Michael Foucault’s texts ‘discipline and punish’ describe aspects of the experience as methods of control and surveillance. There is isolation, where I am singled out, removed from discussion and conversation with others, even families are separated briefly and individualized as a prisoner in a cell. There is routine and repetition, each traveler follows a series of steps starting in the home with packing, then the collection of boarding passes, the multitude of opportunities to wait in a queue and the process of security screening. And there is the continuous submission to the airport authorities, your freedom, the permission to board an aircraft can at anytime be impeded by any member of the airport, without a call for reason. The removal of liberties is not by force, but by an acceptance that the only way to fly, is to respect the authorities.
The public spectacle of punishment and humiliation is still somewhat present, pat-downs, bag openings and screenings are all performed in view of the public.
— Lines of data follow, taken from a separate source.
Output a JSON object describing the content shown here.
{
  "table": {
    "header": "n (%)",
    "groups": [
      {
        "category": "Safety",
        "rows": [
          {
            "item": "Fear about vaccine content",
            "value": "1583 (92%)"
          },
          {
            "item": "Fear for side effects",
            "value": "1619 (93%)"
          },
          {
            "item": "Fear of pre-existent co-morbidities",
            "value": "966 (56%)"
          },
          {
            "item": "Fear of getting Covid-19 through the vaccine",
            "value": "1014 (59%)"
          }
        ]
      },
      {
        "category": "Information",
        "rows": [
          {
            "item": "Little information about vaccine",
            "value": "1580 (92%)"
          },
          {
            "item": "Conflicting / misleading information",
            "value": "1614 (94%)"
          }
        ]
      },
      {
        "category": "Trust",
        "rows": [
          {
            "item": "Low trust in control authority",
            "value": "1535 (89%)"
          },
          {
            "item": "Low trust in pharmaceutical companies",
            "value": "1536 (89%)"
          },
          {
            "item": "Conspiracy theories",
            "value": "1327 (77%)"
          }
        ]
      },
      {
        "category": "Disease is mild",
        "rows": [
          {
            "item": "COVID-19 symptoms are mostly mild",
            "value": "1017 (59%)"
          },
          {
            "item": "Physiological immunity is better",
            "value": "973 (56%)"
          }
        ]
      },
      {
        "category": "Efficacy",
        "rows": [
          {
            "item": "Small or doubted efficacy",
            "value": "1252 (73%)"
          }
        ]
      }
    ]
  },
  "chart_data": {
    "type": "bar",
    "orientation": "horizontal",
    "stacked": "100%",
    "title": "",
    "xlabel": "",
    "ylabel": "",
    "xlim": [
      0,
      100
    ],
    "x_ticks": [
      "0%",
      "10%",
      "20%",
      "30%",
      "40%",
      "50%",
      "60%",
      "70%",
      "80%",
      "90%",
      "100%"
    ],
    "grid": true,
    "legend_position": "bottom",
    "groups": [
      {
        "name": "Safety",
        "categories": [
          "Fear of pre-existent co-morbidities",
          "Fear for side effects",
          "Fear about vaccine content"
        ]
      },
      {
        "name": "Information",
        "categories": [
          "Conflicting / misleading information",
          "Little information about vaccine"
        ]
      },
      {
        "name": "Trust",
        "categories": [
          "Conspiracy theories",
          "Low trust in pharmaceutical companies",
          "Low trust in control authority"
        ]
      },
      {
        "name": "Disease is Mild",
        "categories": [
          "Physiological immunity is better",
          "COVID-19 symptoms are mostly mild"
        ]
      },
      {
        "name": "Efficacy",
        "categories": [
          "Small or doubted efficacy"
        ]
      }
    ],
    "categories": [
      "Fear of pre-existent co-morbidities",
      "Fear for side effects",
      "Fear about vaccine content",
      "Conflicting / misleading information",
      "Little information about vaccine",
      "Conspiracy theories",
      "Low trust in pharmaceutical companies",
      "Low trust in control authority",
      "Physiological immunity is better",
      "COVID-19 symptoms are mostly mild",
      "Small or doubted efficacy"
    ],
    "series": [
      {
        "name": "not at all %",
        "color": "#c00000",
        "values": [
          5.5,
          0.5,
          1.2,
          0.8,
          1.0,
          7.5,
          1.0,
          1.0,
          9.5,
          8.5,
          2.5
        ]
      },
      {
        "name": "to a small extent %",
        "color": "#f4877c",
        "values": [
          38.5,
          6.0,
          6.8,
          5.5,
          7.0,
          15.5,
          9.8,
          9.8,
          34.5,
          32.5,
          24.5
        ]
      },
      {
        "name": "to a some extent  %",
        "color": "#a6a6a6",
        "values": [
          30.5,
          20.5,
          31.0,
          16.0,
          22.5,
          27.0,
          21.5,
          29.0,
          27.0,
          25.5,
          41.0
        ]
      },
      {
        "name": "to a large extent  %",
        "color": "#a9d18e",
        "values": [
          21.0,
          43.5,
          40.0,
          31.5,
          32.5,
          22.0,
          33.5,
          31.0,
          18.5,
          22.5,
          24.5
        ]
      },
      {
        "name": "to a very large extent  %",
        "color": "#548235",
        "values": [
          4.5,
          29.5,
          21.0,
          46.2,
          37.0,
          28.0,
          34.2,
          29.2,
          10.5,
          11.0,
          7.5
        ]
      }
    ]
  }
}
The element of the threat of observation is only partially retained in the so-called random searches; the system is more reliant on total control and observation, which in Foucault’s eye may appear to be an archaic method of control.
A greater level of surveillance understanding may be observed in subway networks, where only random checks or inspections are present, and posters dictate the mantra: ‘if you see something, say something.’ The reliance is on the panoptic possibility of observation (random inspectors) as well as the reliance of the public to observe and report suspicious behavior or events.